Hi list,
Since PostgreSQL 9.1, GIN has new cost estimation code. This code
assumes that the only expression type it's going to see is OpExpr.
However, ScalarArrayOpExpr has also been possible in earlier versions.
Estimating col <op> ANY (<array>) queries segfaults in 9.1 if there's
a GIN index on the column.
Case in point:
create table words (word text);
create index on words using gin (to_tsvector('english', word));
explain analyze select * from words where to_tsvector('english', word)
@@ any ('{foo}');
(It seems that RowCompareExpr and NullTest clauses are impossible for
a GIN index -- at least my efforts to find such cases failed)

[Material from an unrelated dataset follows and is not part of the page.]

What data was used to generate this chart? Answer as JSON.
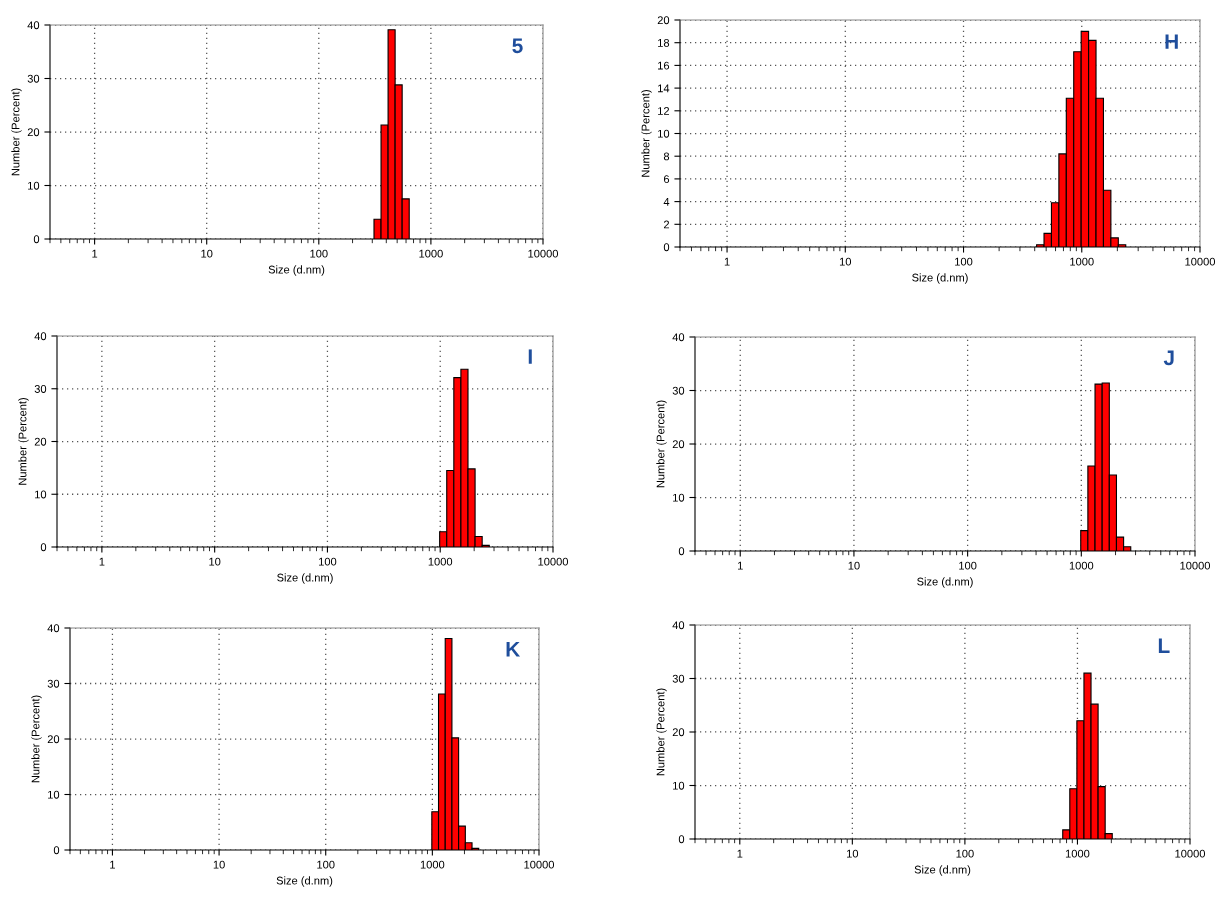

Attached is an attempted fix for the issue. I split out the code for
the extract call and now run that for each array element, adding
together the average of (partialEntriesInQuals, exactEntriesInQuals,
searchEntriesInQuals) for each array element. After processing all
quals, I multiply the entries by the number of array_scans (which is
the product of all array lengths) to get the total cost.
This required a fair bit of refactoring, but I tried to follow the
patterns for OpExpr pretty strictly -- discounting scans over NULL
elements, returning 0 cost when none of the array elements can match,
accounting for cache effects when there are multiple scans, etc. But
it's also possible that I have no idea what I'm really doing. :)
I also added regression tests for this to tsearch and pg_trgm.
Regards,
Marti